Music is another wonderful way to break away & feel good. I still love the music I grew up with, & listen to it often. Some songs take me back to a happy place. Journey always reminds me of going to dinner with my wonderful paternal grandparents at a tiny local Italian place when I was a kid. My grandmom gave me change for the jukebox- something my mother always refused to do. “Who’s Cryin’ Now” was one of the Journey songs played, so yes, their music takes me back to a fun evening. Listening to good music that transports you back to a happy time can be very good for your mood & very relaxing.
Pamper yourself. Also hard to do when you grew up with a narcissistic mother who undoubtedly told you how selfish you were for showing yourself any kindness, but remember- narcissists project their flaws onto other people so they can then get angry about those flaws. Your mother was wrong- you aren’t selfish! Doing nice, pampering gestures for yourself aren’t selfish either- they are healthy, & they show you that you care about yourself. Nothing wrong with that!
I think distractions like these are also very helpful because they empower you.
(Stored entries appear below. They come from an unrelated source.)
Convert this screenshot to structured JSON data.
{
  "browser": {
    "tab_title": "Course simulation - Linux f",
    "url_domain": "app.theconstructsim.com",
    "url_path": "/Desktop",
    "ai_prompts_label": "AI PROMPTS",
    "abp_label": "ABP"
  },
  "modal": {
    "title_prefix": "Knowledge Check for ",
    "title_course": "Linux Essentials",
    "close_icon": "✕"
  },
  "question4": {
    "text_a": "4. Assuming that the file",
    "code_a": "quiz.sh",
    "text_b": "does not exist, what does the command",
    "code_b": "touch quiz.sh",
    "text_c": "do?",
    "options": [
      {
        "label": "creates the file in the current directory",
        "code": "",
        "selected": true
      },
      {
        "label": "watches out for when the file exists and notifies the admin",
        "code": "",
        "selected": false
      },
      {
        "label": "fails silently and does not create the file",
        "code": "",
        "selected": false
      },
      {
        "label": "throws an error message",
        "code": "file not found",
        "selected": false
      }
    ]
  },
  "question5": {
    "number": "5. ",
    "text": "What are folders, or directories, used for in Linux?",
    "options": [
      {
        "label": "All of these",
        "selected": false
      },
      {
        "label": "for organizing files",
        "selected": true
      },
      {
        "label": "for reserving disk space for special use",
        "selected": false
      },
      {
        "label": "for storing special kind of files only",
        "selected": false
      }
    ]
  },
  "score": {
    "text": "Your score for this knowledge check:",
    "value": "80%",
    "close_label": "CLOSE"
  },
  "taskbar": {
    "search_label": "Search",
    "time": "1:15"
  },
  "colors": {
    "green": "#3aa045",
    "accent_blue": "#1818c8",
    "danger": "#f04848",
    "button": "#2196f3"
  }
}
If you think about what you’ve gone through constantly, it’s as if your mother still has power over you. She’s still controlling you, by being in your thoughts so much. If you purposely kick her out of your mind sometimes, you are taking back control of your life, & your thoughts.
Also, distracting yourself sometimes is good for your anxiety & depression levels. The more you focus on the abuse you endured, the more anxious & depressed it can make you. Focus on healing- get angry, cry, do what you have to do- but take at least the same amount of time to relax & have some fun! It’s good for you!